Le coup d’État bloqué

par Rahmane Idrissa

Au journaliste1 qui lui demande si elle préfère « des militaires qui prennent le pouvoir par la force plutôt qu’un président élu », la manifestante répond : « Nous préférons un président qui écoute les Nigériens, qui écoute la jeunesse nigérienne, qui éco ute toute la population nigérienne, c’est ça un président. »

La réponse était bonne, mais il n’en reste pas moins qu’une junte n’a cure de souveraineté démocratique. Lorsque celle de Niamey annonce une transition de trois ans, il ne peut être question de transition : c’est un mandat qu’elle exige – un mandat que, cependant, elle veut s’arroger sans consulter la population. Le fait de susciter des manifestations populaires ne vaut pas quitus de ce point de vue. Faute d’obtenir la souveraineté démocratique, elle cherche donc à se baser sur la souveraineté décoloniale, ce qui est d’autant plus aisé que la France se prête, en ce moment, « admirablement » au jeu. Mais on ne gouverne pas par l’émotion et la propagande (on peut, toutefois, tyranniser de cette façon).

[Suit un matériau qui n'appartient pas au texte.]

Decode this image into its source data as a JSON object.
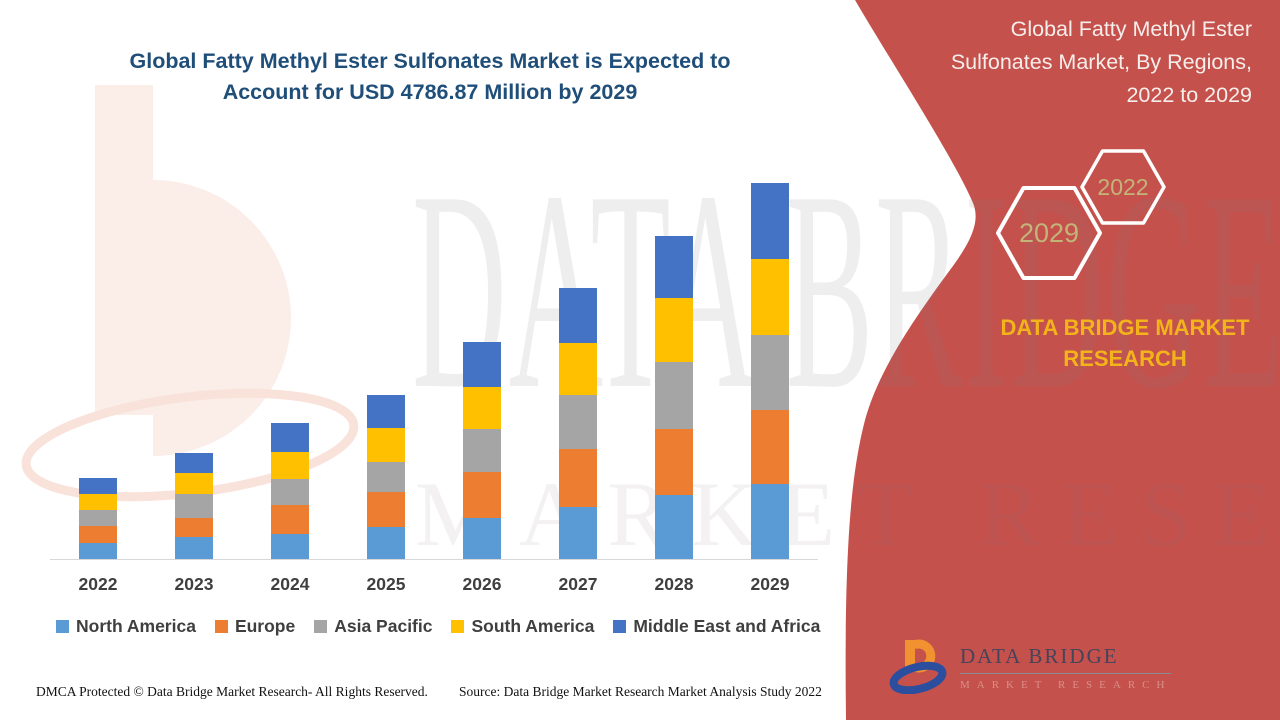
{
  "header": {
    "title_line1": "Global Fatty Methyl Ester Sulfonates Market is Expected to",
    "title_line2": "Account for USD 4786.87 Million by 2029",
    "title_color": "#1F4E79"
  },
  "side_panel": {
    "background_color": "#C5514D",
    "title_line1": "Global Fatty Methyl Ester",
    "title_line2": "Sulfonates Market, By Regions,",
    "title_line3": "2022 to 2029",
    "hexagon_back_label": "2029",
    "hexagon_front_label": "2022",
    "hexagon_text_color": "#C3B478",
    "brand_line1": "DATA BRIDGE MARKET",
    "brand_line2": "RESEARCH",
    "brand_color": "#F2B31B"
  },
  "logo": {
    "name_text": "DATA BRIDGE",
    "subtitle_text": "MARKET RESEARCH",
    "orange": "#F0922F",
    "blue": "#2C4E9E"
  },
  "watermark": {
    "line1": "DATA BRIDGE",
    "line2": "MARKET RESEARCH"
  },
  "footer": {
    "dmca_text": "DMCA Protected © Data Bridge Market Research- All Rights Reserved.",
    "source_text": "Source: Data Bridge Market Research Market Analysis Study 2022"
  },
  "chart_data": {
    "type": "bar",
    "stacked": true,
    "unit": "USD Million",
    "title": "Global Fatty Methyl Ester Sulfonates Market, By Regions, 2022 to 2029",
    "xlabel": "",
    "ylabel": "",
    "y_axis_visible": false,
    "grid": false,
    "legend_position": "bottom",
    "ylim": [
      0,
      5000
    ],
    "categories": [
      "2022",
      "2023",
      "2024",
      "2025",
      "2026",
      "2027",
      "2028",
      "2029"
    ],
    "series": [
      {
        "name": "North America",
        "color": "#5B9BD5",
        "values": [
          206,
          283,
          322,
          412,
          528,
          669,
          811,
          952
        ]
      },
      {
        "name": "Europe",
        "color": "#ED7D31",
        "values": [
          219,
          245,
          360,
          438,
          579,
          734,
          849,
          952
        ]
      },
      {
        "name": "Asia Pacific",
        "color": "#A5A5A5",
        "values": [
          193,
          296,
          335,
          386,
          553,
          682,
          849,
          952
        ]
      },
      {
        "name": "South America",
        "color": "#FFC000",
        "values": [
          206,
          270,
          347,
          438,
          528,
          669,
          811,
          965
        ]
      },
      {
        "name": "Middle East and Africa",
        "color": "#4472C4",
        "values": [
          206,
          257,
          373,
          412,
          579,
          695,
          798,
          965.87
        ]
      }
    ],
    "totals": [
      1030,
      1351,
      1737,
      2086,
      2767,
      3449,
      4118,
      4786.87
    ]
  }
}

À ce stade, la junte peut et doit débloquer la situation. En dépit de ses menaces guerrières, la Cédéao aurait du mal à intervenir au Niger dans les conditions actuelles. Seulement, les conditions peuvent changer. Tant que cette menace d’intervention existe, la junte de Niamey encourt le risque que quelque chose se produise qui la rendra réalisable et même aisée. Mais dans les conditions actuelles, la Cédéao préfère la diplomatie et la junte peut donc en profiter et s’engager, après des pourparlers, à une normalisation rapide tout en donnant à Tinubu les gages que Buhari2 n’a pas voulu demander aux Maliens et aux Burkinabés. Le fait de libérer Bazoum serait un premier pas, le fait de lui donner un rôle important dans le processus de normalisation ne serait pas une mauvaise chose. Le processus de normalisation aboutissant à une reconnaissance de la junte, cette dernière peut ensuite renoncer totalement à ses partenariats occidentaux durant cette période, si elle le souhaite. Comme je l’ai indiqué, une révision qui mettrait fin à l’existence de bases sans rompre la coopération serait préférable pour tous, mais on ne pourra pas empêcher la junte de faire des mauvais calculs pendant son temps au pouvoir. Les liens pourraient être renoués par la suite, sur des bases plus saines.

 

C’est la seule issue.

Pour l’instant, je suppose que la junte de Niamey calcule que le temps joue en sa faveur. Je ne crois pas que ce soit le cas. À moins d’un changement drastique de volonté politique à Abuja [capitale du Nigeria], le temps ne joue pas en sa faveur. Dans cette affaire, elle est l’acteur qui a fait un pari. Plus le pari tarde à se concrétiser, plus les risques d’un échec augmentent. Or, le blocage actuel est justement un empêchement opposé au succès de ce pari.

Il y a autre chose : quelqu’un a dit qu’il ne faut jamais gaspiller une crise. Une négociation avec la Cédéao pourrait être une occasion pour obtenir un appui accru de l’organisation ou du Nigeria à la lutte contre les groupes djihadistes, de manière directe ou indirecte, peut-être la mise en place de véritables mécanismes de sécurité collective à l’échelle de la région – un acte, enfin , de gouvernement et non pas seulement de cette vide souveraineté dont les pays africains ont le secret. Mais il en serait ainsi si le but de la junte était vraiment de résoudre ce problème.

Car cette situation ne doit pas faire oublier l’essentiel : les souffrances qu’endurent les populations au Niger et ailleurs, le risque croissant d’un renforcement des forces armées djihadistes qui ne chôment pas et le fait que la solution à ce péril – au nom duquel le putsch a été fait – se trouve de plus en plus remise aux calendes grecques. Tant que ce blocage durera ainsi, je ne peux qu’en conclure que la junte, à l’instar de ses collègues des pays voisins, place ses préférences politiques visibles et invisibles au-dessus de la quête sincère de solutions pour le bien-être effectif et la sécurité des populations dont elle prétend, elle aussi, être le sauveur.

Niamey, 29 août 2023

  • 1Journal télévisé de France 2, quelques jours avant l’écriture de cet article.
  • 2Muhammadu Buhari, né en 1942, a été chef d’État du Nigeria après le coup d’État militaire (1983-1985), puis président du Nigeria de 2015 à 2023.